Logistic regression assumes a linear relationship between features and log-odds. Real admissions probably has threshold effects. A 3.0 GPA might be roughly equivalent to a 2.9 GPA in terms of admit chances at most schools (both very low), but a 3.9 vs. a 4.0 might be meaningfully different at the top end. Logistic regression approximates that, but it doesn’t model it perfectly.
And finally: correlation isn’t causation. A high GPA weight at UVA doesn’t prove that UVA “decides” based on GPA. GPA correlates with admissions, but GPA also correlates with all kinds of unmeasured strengths that admissions readers might actually be responding to. The weights tell you what predicts admission in this dataset, not what causes it.
Try it yourself
Plug in a profile below and see the model’s predicted acceptance probability at each of the eight schools. The bars are computed in real time from the actual fitted coefficients. Move the sliders and watch the predictions update.
“Please read this before you start sliding. The simulator is purely a number-based model on a small sample of one school’s applicants. The percentages it shows are not your real chances of getting into any of these schools. A low number here does not mean you can’t get in. A high number here does not mean you will. Real admissions decisions depend on essays, recommendations, extracurriculars, interviews, demonstrated interest, and dozens of factors this model cannot see. Use this as a way to explore how three features interact, not as a tool to set your expectations or rule out a school you’re excited about.”
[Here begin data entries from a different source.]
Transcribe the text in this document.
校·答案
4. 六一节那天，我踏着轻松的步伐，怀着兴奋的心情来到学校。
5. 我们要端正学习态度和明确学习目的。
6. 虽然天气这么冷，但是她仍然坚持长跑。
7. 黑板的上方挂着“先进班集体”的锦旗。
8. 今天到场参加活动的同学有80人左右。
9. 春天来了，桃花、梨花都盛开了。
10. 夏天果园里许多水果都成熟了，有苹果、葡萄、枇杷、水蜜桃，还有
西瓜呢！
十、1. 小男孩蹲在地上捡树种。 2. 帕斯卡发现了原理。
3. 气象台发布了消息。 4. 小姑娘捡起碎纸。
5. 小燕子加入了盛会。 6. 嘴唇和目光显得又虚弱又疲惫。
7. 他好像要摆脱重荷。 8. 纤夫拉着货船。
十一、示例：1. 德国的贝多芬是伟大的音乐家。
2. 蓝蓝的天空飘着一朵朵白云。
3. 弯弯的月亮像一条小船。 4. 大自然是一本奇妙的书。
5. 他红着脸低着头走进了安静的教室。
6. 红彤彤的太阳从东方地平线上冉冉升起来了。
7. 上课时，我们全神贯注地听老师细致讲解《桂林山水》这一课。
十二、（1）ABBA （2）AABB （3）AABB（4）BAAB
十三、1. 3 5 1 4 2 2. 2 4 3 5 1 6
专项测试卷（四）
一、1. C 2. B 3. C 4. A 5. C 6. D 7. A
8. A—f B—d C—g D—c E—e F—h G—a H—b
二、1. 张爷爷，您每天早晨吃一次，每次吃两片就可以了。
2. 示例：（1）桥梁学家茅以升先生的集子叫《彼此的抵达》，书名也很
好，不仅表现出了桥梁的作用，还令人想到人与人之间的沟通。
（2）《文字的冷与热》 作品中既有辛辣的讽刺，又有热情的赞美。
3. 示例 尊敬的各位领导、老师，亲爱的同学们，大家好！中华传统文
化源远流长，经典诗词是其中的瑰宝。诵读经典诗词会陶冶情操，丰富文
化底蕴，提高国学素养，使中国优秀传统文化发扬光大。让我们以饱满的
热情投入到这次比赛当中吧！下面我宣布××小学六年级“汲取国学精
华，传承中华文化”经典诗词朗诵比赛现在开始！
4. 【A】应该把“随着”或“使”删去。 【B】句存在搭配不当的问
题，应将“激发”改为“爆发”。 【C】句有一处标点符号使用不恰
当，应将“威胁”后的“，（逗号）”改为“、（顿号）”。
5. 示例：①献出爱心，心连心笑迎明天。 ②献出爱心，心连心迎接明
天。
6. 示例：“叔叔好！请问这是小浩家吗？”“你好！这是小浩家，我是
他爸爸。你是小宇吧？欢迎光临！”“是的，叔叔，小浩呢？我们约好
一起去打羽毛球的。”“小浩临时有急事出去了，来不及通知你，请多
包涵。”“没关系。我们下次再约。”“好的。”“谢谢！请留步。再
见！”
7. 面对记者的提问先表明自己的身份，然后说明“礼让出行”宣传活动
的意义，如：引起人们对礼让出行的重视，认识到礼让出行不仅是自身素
Henry's Interactive Admissions Simulator
All probabilities are computed from logistic regression coefficients fit on the same dataset described in this post. "No test" uses the school’s mean score for that feature, which is a rough way of saying "I’m not submitting; judge me on GPA." The model still has the same limitations described above.
What I actually learned
The numbers are interesting, but here’s the thing I didn’t expect.
I started this project thinking I’d figure out the “real” rules of admissions. I’d crack the code, find the formula, and walk away with a strategy. What I actually found was that for half the schools in this dataset, there is no formula. At least not one that lives in GPA, SAT, and decision type. At Penn State, Northeastern, and U Miami, more than 80% of what determines an outcome is invisible to the kind of data colleges report and high schools track.
That’s either alarming or freeing, depending on how you look at it. I think it’s freeing. If the model had learned that admissions was 95% GPA and SAT, the message would be pretty bleak: get the numbers or get nothing. What the model actually shows is that numbers explain part of the story at some schools, very little of the story at others, and that the unmeasured majority (the part admissions officers are presumably reading for) really is doing most of the work at the schools that say they conduct holistic review.
That’s not a strategy. But it’s a better mental model than I had before I built this, and an honest one: the headline finding of a quantitative analysis of admissions is that admissions isn’t very quantitative.